In 2023, the real estate market in the Western U.S. is a great opportunity for investors, especially those from Canada, Latin America, and the U.K. Cities like Boise, Las Vegas, and San Francisco are excellent choices. They offer a mix of strong job markets, a growing population, and good rental opportunities. This makes them ideal places for buying property, whether for high-value homes or affordable investments. The Western U.S. is attracting investors from all over the world. Its stable growth, increasing property values, and new development projects make it a top region for real estate investment. For investors, this area offers a chance to grow their money in a diverse and dynamic market. It's a strong option for expanding their real estate investments.

FAQs Frequently asked questions about Real Estate Investment in the US for Foreign Investors (Western US)

Q: Where are (some of) the best places to buy rental property in the Western U.S.? A: Boise, Las Vegas, Los Angeles, Sacramento, and San Francisco are top choices due to their economic growth, rental market potential, and diverse investment opportunities for foreign investors.

Q: Which states in the West are among the best for real estate investment? A: California, Arizona, and Nevada are highly recommended for their strong job markets, population growth, and diverse real estate markets, making them attractive to foreign investors.

Q: Where are the least expensive places to live in California? A: Cities like Fresno offer affordability with the potential for real estate appreciation, making them appealing to budget-conscious foreign investors.

Q: Which areas offer affordable costs of living and high levels of public safety in Arizona A: Cities like Gilbert and Chandler balance affordability with safety and strong community amenities, ideal for foreign investors looking for secure investments.

Q: Can foreign nationals from Canada and Latin America make money in real estate investing in the U.S.? A: Yes, states like California and Arizona are particularly attractive due to their dynamic markets and international appeal.

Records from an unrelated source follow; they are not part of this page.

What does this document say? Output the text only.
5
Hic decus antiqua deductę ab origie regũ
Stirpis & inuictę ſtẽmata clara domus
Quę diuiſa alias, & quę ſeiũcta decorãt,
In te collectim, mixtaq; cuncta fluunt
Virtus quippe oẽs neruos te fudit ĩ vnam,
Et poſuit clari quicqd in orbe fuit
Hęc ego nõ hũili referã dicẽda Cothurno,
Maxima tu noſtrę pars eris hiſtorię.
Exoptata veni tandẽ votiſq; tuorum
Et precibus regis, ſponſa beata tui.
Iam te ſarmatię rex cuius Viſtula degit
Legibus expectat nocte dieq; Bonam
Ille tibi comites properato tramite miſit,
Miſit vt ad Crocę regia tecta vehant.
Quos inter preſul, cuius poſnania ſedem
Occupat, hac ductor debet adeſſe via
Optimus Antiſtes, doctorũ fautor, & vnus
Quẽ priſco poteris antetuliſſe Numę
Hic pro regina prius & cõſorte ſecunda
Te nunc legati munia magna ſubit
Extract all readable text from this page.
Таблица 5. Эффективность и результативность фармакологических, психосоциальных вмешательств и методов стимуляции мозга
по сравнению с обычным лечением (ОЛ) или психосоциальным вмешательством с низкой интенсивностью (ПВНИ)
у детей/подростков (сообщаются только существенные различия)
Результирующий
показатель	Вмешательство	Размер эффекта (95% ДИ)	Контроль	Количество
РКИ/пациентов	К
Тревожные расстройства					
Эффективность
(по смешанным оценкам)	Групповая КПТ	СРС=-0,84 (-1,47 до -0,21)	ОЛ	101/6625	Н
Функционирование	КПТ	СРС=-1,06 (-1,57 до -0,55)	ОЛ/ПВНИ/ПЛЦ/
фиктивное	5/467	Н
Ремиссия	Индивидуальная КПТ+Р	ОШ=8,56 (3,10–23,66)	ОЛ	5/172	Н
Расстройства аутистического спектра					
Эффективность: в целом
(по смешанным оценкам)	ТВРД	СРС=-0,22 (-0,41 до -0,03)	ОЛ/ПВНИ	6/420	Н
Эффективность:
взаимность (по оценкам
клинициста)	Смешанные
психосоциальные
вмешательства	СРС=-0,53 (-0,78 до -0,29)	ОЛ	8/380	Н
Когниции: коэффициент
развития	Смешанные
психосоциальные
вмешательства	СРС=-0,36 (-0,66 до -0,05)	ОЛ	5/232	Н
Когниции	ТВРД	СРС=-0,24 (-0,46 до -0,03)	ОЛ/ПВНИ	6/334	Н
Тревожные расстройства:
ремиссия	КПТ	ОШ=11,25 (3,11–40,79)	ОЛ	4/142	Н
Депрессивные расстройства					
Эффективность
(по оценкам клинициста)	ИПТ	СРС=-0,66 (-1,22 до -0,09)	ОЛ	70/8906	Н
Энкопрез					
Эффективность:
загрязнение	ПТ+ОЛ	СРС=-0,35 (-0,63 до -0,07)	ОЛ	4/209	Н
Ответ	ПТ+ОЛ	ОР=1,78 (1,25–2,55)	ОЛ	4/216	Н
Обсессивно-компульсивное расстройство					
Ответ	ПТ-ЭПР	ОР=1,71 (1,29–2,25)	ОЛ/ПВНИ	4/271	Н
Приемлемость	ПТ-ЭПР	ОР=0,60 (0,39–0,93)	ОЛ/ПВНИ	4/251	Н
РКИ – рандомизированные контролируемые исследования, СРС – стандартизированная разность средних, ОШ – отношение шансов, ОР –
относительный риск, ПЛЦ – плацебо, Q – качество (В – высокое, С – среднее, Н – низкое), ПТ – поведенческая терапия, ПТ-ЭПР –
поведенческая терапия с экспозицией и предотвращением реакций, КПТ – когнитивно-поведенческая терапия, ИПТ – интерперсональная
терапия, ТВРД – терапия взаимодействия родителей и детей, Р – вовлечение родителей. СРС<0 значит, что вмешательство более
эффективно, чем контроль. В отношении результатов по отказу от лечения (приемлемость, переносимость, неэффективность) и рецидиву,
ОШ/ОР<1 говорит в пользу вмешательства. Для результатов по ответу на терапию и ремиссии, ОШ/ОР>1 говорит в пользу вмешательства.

Q: How can young investors from the UK and South America invest in U.S. real estate? A: By focusing on emerging markets with strong growth potential, such as Boise and Las Vegas, young investors can tap into areas with high return prospects.

Q: What are our top U.S. cities for Colombians and Brazilians to invest in real estate? A: Cities like Las Vegas and San Francisco, known for their vibrant economies and cultural diversity, offer lucrative opportunities for Colombian and Brazilian investors.

Q: How does foreign investment in U.S. real estate work for investors from Chile and Argentina? A: It involves understanding local market trends, and property laws and often requires collaboration with local real estate experts for successful investments.

Q: Which Western cities offer (some of) the best opportunities for Venezuelan real estate investors? A: Reno and Seattle offer growth opportunities, with a balance of strong economic indicators and lifestyle appeal for Venezuelan investors.

Q: Are there specific advantages for Canadian investors in Western U.S. real estate markets? A: Yes, especially in states like California and Nevada, where Canadian investors can benefit from diverse property types, strong rental markets, and potential capital appreciation.

The opinions expressed in the Blog are for general informational purposes only and are not intended to provide specific advice or recommendations for any individual or on any specific security or investment product.